Let's say Ben is at a party. He drinks a bottle of wine, takes some ill-advised shots of tequila, and then smokes marijuana. By the end of the night, he is wasted. On his way out the door, he grabs his sister's keys instead of his own. They both have Toyota SUVs and he has driven her car many times. In his drunken state, he thinks it is his car. When he's pulled over by the cops, they arrest him for driving under the influence (DUI) and grand theft auto. Ben might be able to use his intoxication as a defense to the grand theft charge if he can prove he was so intoxicated that he couldn't form the intent to permanently deprive his sister of her car—after all, he was so wasted he didn't even know he was driving her car.
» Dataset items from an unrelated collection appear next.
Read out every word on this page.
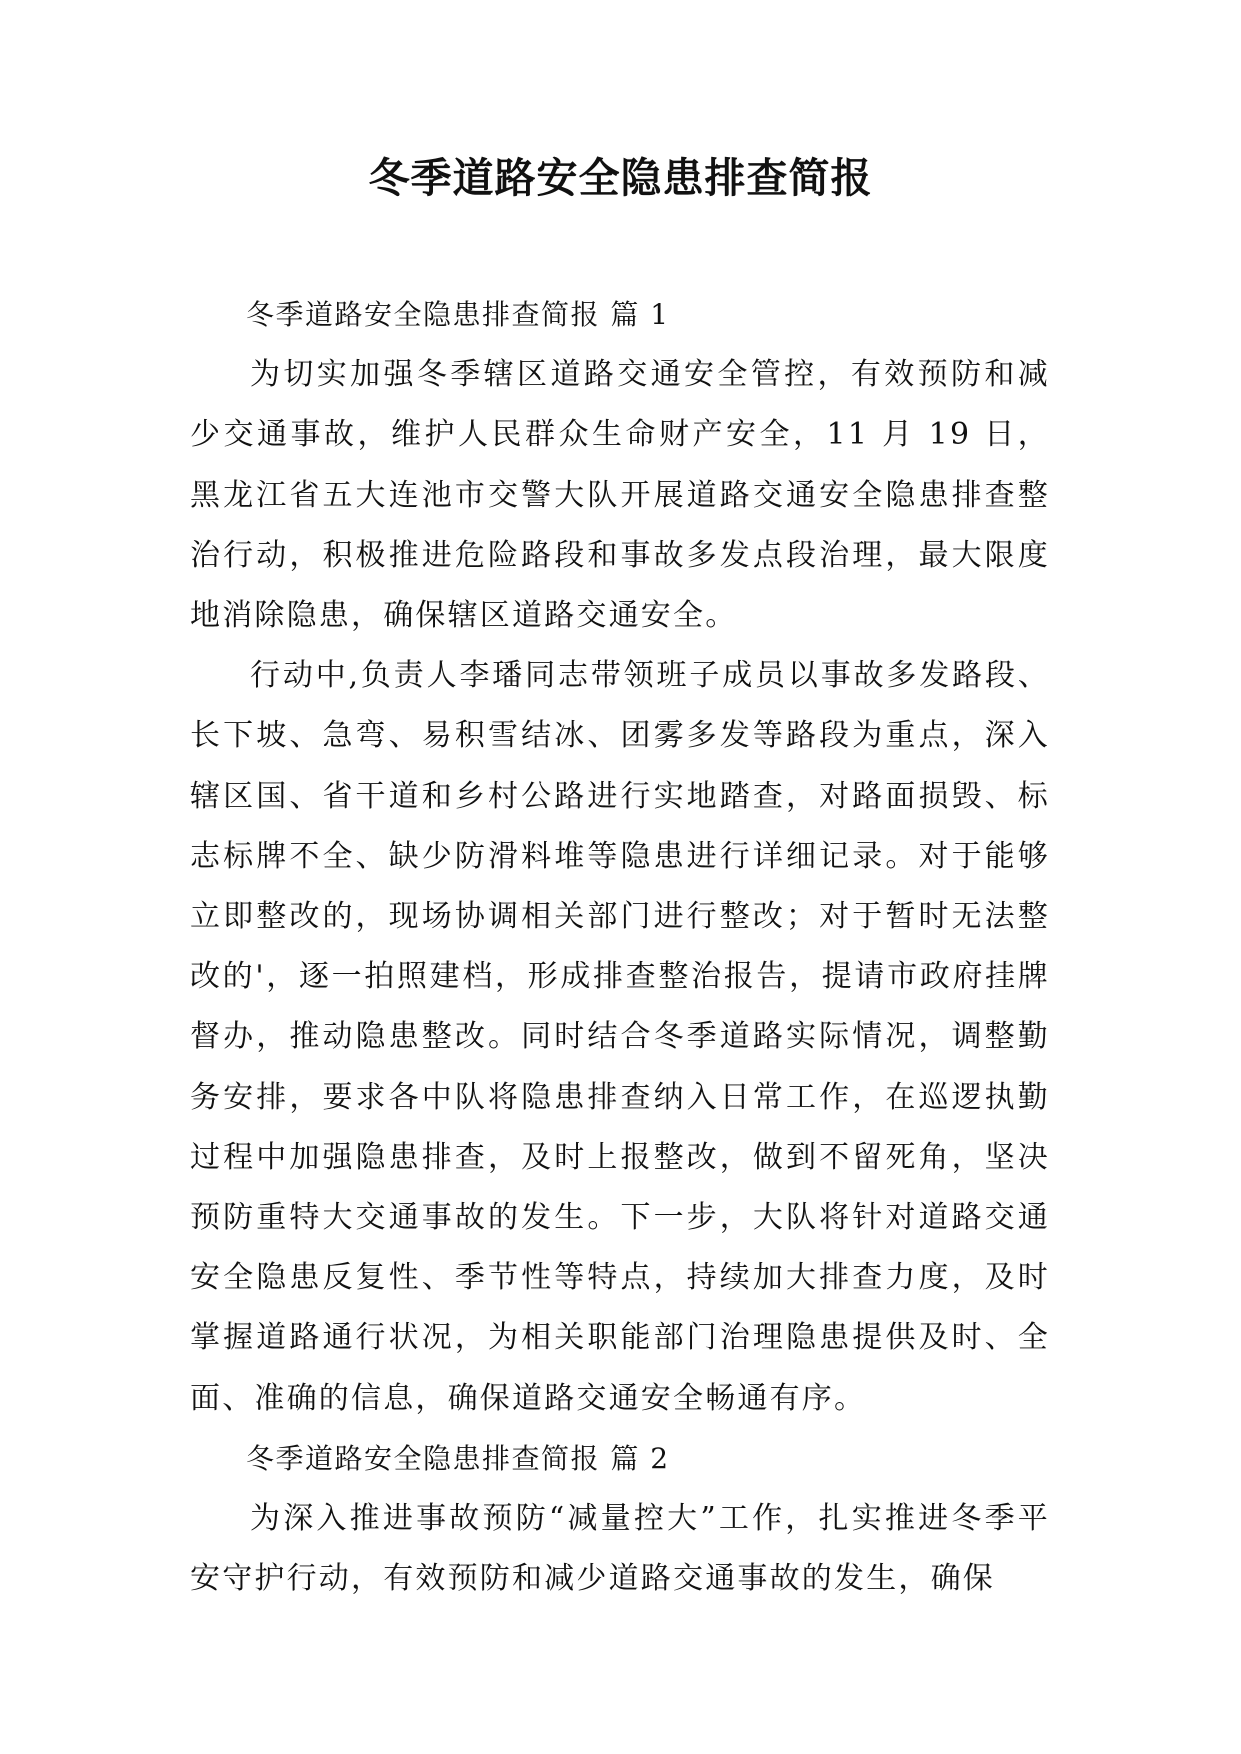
冬季道路安全隐患排查简报

冬季道路安全隐患排查简报 篇 1

为切实加强冬季辖区道路交通安全管控，有效预防和减少交通事故，维护人民群众生命财产安全，11 月 19 日，黑龙江省五大连池市交警大队开展道路交通安全隐患排查整治行动，积极推进危险路段和事故多发点段治理，最大限度地消除隐患，确保辖区道路交通安全。

行动中,负责人李璠同志带领班子成员以事故多发路段、长下坡、急弯、易积雪结冰、团雾多发等路段为重点，深入辖区国、省干道和乡村公路进行实地踏查，对路面损毁、标志标牌不全、缺少防滑料堆等隐患进行详细记录。对于能够立即整改的，现场协调相关部门进行整改；对于暂时无法整改的'，逐一拍照建档，形成排查整治报告，提请市政府挂牌督办，推动隐患整改。同时结合冬季道路实际情况，调整勤务安排，要求各中队将隐患排查纳入日常工作，在巡逻执勤过程中加强隐患排查，及时上报整改，做到不留死角，坚决预防重特大交通事故的发生。下一步，大队将针对道路交通安全隐患反复性、季节性等特点，持续加大排查力度，及时掌握道路通行状况，为相关职能部门治理隐患提供及时、全面、准确的信息，确保道路交通安全畅通有序。

冬季道路安全隐患排查简报 篇 2

为深入推进事故预防“减量控大”工作，扎实推进冬季平安守护行动，有效预防和减少道路交通事故的发生，确保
But his intoxication is no defense to the DUI charge, which is a general intent crime that requires proof of intoxication as an element of the crime.

How Can You Tell If a Crime Is General or Specific Intent?

It isn't always easy to tell whether a crime is general or specific intent. The first place to look is the language of the statute. Statutes that use terms like "knowingly," "willfully," or "voluntarily" are likely to be general intent crimes. Statutes that use language like "purposely" or "with the intent to" are likely to be specific intent crimes. If you can't tell by reading the statute itself, you can try looking at case law or talking to a lawyer who specializes in criminal law.

Don't Count On an Intoxication Defense to Save You

According to a study by the U.S. Department of Justice, around 2 million of the 5.3 million people in jail or on probation on an average day in 1996 were drinking at the time of their offense. Who knows how many more were under the influence of drugs? Intoxication wasn't a defense to them and it likely won't be for you either. The best way to stay out of trouble is to not get intoxicated at all.

If you have questions about whether intoxication might be an available and effective defense in your case, talk to an experienced criminal defense attorney who practices in your area.